Avistando-se uns aos outros, inquiriam-se mutuamente acerca do caso que os punha em alvoroto; mas nada com isso adiantavam, pois nada mais sabiam além do zunzum, que tinha corrido a noite passada, e a que dera causa a indiscrição do Padre Rafael Cardoso.
Quando a primeira barra listrou o horizonte sereno e esclareceu os cimos da Jurujuba, o Dr. Pedro de Mustre Portugal saiu de sua casa, e acompanhado por sua comitiva, composta de dois beleguins e um galego, dirigia-se ao porto a fim de embarcar para o Espírito Santo.
À porta os vizinhos e alguns curiosos que tinham vindo ao cheiro da novidade, se despediam do magistrado com os costumados votos:
— Boa viagem, senhor ouvidor!
— Deus o acompanhe!
— Amém! E o traga a salvamento.
— Que vossa mercê torne, como vai, na paz do Senhor!
E outras muitas variantes da mesma cortesia, a que o Dr. Pedro de Mustre respondia:
— Obrigado, minha gente! Obrigado; até a volta em que espero achá-los a todos em paz com a sua consciência e com a justiça.

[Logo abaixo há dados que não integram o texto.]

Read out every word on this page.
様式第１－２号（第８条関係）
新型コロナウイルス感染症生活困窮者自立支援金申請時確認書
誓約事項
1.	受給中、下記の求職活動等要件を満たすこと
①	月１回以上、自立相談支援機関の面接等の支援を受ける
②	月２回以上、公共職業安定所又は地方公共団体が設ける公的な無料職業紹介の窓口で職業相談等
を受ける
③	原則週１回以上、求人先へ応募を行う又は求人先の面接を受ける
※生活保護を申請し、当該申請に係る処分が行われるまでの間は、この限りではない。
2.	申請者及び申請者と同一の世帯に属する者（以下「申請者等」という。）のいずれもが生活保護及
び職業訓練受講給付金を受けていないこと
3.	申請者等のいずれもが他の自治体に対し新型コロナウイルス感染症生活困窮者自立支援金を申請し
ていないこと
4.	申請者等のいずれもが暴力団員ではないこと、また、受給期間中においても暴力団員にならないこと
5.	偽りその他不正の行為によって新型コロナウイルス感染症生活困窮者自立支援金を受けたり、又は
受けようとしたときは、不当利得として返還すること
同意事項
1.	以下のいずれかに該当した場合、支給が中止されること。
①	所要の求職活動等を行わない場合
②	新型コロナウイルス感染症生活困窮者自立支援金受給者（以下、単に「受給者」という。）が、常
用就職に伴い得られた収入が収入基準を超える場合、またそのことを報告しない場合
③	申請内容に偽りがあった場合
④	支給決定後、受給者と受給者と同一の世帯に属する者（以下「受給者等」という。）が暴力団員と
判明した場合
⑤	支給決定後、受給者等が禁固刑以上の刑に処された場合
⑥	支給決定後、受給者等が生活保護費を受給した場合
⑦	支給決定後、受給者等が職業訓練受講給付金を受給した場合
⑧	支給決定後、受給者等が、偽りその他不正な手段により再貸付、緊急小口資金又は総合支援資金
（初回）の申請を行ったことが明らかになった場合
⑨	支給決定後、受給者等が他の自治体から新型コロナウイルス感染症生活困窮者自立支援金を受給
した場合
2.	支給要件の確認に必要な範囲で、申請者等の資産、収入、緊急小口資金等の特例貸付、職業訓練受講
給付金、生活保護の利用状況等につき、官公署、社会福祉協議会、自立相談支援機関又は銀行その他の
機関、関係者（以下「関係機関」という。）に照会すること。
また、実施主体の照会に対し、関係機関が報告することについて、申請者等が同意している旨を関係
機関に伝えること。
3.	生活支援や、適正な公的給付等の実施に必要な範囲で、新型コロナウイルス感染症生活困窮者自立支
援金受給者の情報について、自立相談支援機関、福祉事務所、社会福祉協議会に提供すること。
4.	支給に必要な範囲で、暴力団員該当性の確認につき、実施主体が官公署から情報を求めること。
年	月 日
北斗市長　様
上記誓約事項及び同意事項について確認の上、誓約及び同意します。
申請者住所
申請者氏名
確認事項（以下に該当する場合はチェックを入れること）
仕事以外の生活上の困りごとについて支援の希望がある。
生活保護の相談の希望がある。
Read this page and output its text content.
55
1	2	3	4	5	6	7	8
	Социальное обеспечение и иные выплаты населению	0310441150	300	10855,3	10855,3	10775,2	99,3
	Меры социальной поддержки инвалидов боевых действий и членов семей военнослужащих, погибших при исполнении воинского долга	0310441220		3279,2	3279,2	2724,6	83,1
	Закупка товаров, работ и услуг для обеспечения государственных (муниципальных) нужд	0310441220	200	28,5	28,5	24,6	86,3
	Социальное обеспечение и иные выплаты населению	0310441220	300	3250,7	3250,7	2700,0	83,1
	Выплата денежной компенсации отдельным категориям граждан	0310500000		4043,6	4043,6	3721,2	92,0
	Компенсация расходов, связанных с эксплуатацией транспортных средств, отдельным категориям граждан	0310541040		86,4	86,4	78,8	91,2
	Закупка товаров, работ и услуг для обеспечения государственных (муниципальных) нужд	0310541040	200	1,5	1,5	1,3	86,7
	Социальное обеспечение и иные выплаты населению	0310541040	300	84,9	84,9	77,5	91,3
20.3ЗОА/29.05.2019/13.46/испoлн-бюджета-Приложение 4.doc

Nisso rompeu entre os presentes o Padre Rafael Cardoso, acompanhado de dois acólitos com tochas acesas. Perfilando-se em frente ao magistrado, desdobrou um papel onde se via o grande selo da Igreja, e alçando-o com a mão esquerda à guisa de estandarte, levantou-se no bico dos pés a fim de fulminar do alto com a palavra e o gesto ao corpulento magistrado:
— Auctoritate Dei Patris Omnipotentis et Filii et Spirítui Sancti et beata Dei genitricis Maria, omniumque Sanctorum, pro Vicario generale, te excommunicamus, doctor Petrus de Mustre Portugalis, anathematisamus, et a limitibus sancta matris Ecclesioe sequestramus; et nisi resipuerint et ad satisfactionem venerint, sic extinguetur lucerna eorum ante viventem in soecula saculorum.
Depois de ter ejaculado de um jorro a fórmula do ritual romano, o reverendo ingurgitou-se como um odre para gritar, vibrando a execração com o braço hirto:
— Anathema sit! Amen! Amen! Amen!
O povo em torno caíra de joelhos e automaticamente, possuído de indizível terror, ia repetindo: — Amém!

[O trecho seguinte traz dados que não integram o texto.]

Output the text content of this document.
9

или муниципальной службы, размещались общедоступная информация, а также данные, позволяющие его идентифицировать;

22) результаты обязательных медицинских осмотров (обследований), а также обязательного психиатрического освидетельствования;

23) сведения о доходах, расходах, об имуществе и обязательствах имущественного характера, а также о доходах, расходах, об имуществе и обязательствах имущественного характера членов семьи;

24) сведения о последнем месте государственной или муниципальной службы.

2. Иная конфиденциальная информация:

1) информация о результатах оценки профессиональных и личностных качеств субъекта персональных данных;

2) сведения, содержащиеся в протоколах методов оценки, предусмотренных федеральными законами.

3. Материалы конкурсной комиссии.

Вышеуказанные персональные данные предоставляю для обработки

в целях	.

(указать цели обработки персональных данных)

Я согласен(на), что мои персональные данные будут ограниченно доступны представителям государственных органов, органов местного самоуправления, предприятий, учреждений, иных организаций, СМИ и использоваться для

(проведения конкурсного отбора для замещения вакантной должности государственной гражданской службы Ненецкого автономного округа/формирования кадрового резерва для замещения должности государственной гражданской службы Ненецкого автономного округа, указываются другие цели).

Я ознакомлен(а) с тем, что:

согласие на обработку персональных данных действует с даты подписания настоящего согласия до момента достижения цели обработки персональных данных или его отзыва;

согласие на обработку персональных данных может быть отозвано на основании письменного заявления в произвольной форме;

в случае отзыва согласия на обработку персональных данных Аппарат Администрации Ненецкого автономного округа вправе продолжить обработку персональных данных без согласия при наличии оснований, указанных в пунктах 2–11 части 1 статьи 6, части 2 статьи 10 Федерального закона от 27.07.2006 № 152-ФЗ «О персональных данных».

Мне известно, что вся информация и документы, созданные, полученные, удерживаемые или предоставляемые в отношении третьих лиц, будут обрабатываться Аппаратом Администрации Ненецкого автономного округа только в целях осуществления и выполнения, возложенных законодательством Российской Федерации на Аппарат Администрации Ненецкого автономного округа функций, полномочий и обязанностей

Ficara o Dr. Pedro de Mustre atordoado com a excomunhão maior que lhe acabava de lançar o padre. Além de não acreditar que o vigário-geral fosse capaz de levar a efeito a sua ameaça, a solenidade da cerimônia e o terror que infundia no povo, o deixaram profundamente abalado.
Quando deu por si, estava só, no meio da rua; já o isolamento do réprobo caía sobre ele; nas esquinas ainda aparecia alguma gente a olhar o maldito; mas não ousava aproximar-se; e os próprios meirinhos, um tanto arredados, procuravam um pretexto para se escamarem.
Ordenou-lhes o ouvidor que levassem aviso do acontecido a alguns amigos e pessoas de conselho, pedindo-lhes para virem à sua casa; feito o que recolheu-se a esperar que chegassem para deliberar com eles no mais consoante à difícil conjuntura em que se achava.
Entretanto o povo afluía para a casa da Câmara, onde naquele tempo se consultavam e decidiam os mais graves negócios da governação e regimento da terra; pois aí estavam os juizes e procuradores do povo, que formavam o Senado da cidade.
Isto sucedia naquele bom tempo de governo absoluto, em que havia franqueza e lisura. Agora, que se diz por aí vivermos em regime constitucional, ainda se ajuntam no mesmo sítio, onde era a antiga vereança, os que se inculcam de representantes da nação; mas já nas suas horas de aflição, nos seus dias inquietos, o povo não aflui mais para ali, pois tem os mais olhos voltados para São Cristóvão.
Ao rebate que ia pela cidade acudiu logo o juiz do povo, João Batista Jordão; como presidente que era da Câmara, convocou todos os oficiais dela, e bem assim os homens bons e o povo, para em vereação avisar-se sem perda de tempo sobre o caso estranho e tão fora da norma comum, que não havia exemplo de outro.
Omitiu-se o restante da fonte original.